Olhares audaciosos e ainda assim intimidados fitavam o ser que se aproximava com passos decididos. Os cabelos presos em um longo rabo de cavalo acompanhavam os movimentos rápidos de seu corpo, enquanto a mulher fez questão de manter o olhar reto, sem se importar com os outros. Chegando ao final da sala, parou de andar e encarou Arthur com divertimento, aproximando-se lentamente dos dois adolescentes que estavam prestes a se encolher na parede com medo.
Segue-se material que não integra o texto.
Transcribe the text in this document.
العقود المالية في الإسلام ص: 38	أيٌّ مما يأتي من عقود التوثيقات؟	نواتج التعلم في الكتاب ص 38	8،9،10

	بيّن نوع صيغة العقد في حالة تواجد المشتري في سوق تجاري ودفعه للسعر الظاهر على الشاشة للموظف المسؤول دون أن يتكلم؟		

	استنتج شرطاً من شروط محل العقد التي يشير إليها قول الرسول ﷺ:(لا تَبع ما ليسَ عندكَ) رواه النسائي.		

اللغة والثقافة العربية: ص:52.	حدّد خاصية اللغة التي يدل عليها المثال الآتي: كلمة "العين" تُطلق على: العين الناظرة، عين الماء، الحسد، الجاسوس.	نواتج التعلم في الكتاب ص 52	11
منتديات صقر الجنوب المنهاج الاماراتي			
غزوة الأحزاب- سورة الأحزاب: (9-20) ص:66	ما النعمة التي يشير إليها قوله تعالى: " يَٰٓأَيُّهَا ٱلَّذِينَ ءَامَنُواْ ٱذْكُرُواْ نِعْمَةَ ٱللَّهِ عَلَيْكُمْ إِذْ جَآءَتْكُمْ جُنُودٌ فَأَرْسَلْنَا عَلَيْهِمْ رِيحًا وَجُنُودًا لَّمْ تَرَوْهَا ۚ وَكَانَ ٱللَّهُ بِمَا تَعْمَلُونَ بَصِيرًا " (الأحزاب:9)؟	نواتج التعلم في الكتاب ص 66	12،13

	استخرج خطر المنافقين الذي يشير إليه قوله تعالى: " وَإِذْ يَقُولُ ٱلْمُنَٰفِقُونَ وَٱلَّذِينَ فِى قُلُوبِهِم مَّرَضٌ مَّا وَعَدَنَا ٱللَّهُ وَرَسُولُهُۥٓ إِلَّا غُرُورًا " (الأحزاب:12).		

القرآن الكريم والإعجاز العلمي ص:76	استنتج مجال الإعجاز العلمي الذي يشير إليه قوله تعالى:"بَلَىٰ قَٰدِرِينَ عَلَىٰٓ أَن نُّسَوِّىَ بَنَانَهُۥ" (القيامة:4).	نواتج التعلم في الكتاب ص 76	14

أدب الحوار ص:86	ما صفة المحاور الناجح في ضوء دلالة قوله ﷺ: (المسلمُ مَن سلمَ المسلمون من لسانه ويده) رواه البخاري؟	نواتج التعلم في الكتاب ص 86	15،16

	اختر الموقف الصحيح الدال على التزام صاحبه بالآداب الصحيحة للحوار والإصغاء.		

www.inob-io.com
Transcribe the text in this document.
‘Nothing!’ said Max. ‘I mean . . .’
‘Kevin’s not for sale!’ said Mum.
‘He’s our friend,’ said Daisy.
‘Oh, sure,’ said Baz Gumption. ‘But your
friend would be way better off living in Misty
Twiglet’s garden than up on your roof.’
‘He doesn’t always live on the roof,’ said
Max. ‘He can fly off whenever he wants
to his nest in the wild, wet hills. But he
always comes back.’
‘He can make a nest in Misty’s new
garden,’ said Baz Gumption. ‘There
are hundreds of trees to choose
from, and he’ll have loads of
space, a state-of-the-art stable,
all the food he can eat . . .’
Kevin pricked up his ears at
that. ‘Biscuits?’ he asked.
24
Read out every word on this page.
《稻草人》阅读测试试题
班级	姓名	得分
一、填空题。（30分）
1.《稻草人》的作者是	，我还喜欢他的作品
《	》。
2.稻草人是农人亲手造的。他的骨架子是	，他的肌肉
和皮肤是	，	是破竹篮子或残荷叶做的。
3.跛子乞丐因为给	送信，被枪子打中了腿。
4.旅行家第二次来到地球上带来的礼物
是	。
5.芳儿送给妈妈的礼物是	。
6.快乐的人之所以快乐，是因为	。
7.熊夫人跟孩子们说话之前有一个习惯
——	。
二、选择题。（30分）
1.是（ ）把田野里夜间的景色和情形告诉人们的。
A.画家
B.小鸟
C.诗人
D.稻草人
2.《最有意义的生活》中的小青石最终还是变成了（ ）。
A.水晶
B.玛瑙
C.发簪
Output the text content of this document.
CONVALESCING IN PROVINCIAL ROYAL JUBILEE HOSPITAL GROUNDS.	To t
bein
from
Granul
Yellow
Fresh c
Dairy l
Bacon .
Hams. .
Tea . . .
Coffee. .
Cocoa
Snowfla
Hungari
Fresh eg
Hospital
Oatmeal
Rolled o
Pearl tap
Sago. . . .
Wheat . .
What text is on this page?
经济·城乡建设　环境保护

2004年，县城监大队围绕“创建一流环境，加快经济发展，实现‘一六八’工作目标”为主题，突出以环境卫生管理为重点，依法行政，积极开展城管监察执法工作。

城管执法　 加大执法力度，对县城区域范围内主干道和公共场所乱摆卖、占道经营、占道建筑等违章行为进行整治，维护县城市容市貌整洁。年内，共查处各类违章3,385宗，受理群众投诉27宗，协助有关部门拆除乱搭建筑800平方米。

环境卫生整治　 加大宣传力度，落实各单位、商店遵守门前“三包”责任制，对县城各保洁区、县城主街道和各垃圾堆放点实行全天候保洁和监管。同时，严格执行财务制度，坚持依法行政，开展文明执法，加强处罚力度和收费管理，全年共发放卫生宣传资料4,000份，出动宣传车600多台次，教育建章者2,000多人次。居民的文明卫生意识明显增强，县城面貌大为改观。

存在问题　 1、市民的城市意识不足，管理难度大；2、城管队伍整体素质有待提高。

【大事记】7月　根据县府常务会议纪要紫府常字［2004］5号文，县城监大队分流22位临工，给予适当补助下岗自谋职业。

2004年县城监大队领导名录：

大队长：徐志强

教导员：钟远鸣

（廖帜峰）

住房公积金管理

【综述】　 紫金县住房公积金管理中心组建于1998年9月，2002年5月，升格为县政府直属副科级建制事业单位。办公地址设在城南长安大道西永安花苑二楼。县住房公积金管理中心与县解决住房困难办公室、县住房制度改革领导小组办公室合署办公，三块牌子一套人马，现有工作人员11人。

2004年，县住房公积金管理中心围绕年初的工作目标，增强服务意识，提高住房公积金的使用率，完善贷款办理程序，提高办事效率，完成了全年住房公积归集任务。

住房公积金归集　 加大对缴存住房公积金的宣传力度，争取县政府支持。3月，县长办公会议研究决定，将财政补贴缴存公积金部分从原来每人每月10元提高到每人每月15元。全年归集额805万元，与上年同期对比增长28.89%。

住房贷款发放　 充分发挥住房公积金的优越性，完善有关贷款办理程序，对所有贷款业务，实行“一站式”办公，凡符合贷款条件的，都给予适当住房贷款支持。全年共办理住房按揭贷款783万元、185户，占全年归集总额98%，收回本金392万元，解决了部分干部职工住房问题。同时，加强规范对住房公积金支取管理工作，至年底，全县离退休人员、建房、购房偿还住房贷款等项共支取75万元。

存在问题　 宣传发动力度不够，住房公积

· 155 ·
Scarlett mordeu o lábio inferior e chegou bem perto de um deles, deslizando seu dedo indicador pelo rosto do mais jovem, que tinha algumas sardas no nariz e nas maçãs do rosto. Voltou a olhar para Arthur, sorrindo abertamente. 
- São meus? 
- Sim, Scarlett, você é quem vai treiná-los. 
- Vejamos... Virem-se! - exigiu gesticulando com as mãos, e os dois rapidamente fizeram o que ela mandou, virando seus corpos e divertindo a morena, que se atreveu a dar um singelo tapinha nos glúteos de um deles. - Venham, gatos, temos muito trabalho e muita diversão pela frente. - então ela voltou a andar em direção à saída, deixando os dois que vinham em seu encalço praticamente de boca aberta assim que fitaram como o couro de suas calças modelava seu quadril e pernas. 

Fim do flashback.

Aquele rosto inocente e amedrontado. As sardas. Sim, era ele. Um dos recrutas que fora designada para treinar. Aquele que ela ensinou a se defender do mundo, ensinou a praticar os atos mais insolentes para conseguir o que era almejado. Aquele que quase passou por cima dela com um carro. Então era mesmo verdade... Arthur planejava matá-la. 
Seu tronco se ergueu totalmente, e ela tratou de limpar com as costas de sua mão uma das lágrimas que saíam de seus olhos sem que percebesse. Vida normal? Não, não era para ela. Não nasceu para assistir filhos crescendo, muito menos para ter paz o suficiente para sentar em uma poltrona e ler um livro. Não, sua vida não seria assim. 
Conformada, e enquanto outra lágrima lamuriosa escorria por seu rosto, um sorriso maquiavélico se formou em seus lábios. 
- Meu bebê foi para o Céu, mas você... Ah, você vai para o Inferno! 

¹ - Voilette é uma palavra francesa que se refere ao véu que cobre o rosto (todo ou apenas uma parte). Ele pode ser preso em um chapéu, por exemplo.
² - Megalomania é um transtorno psicológico definido por delírios e fantasias de poder, relevância ou omnipotência.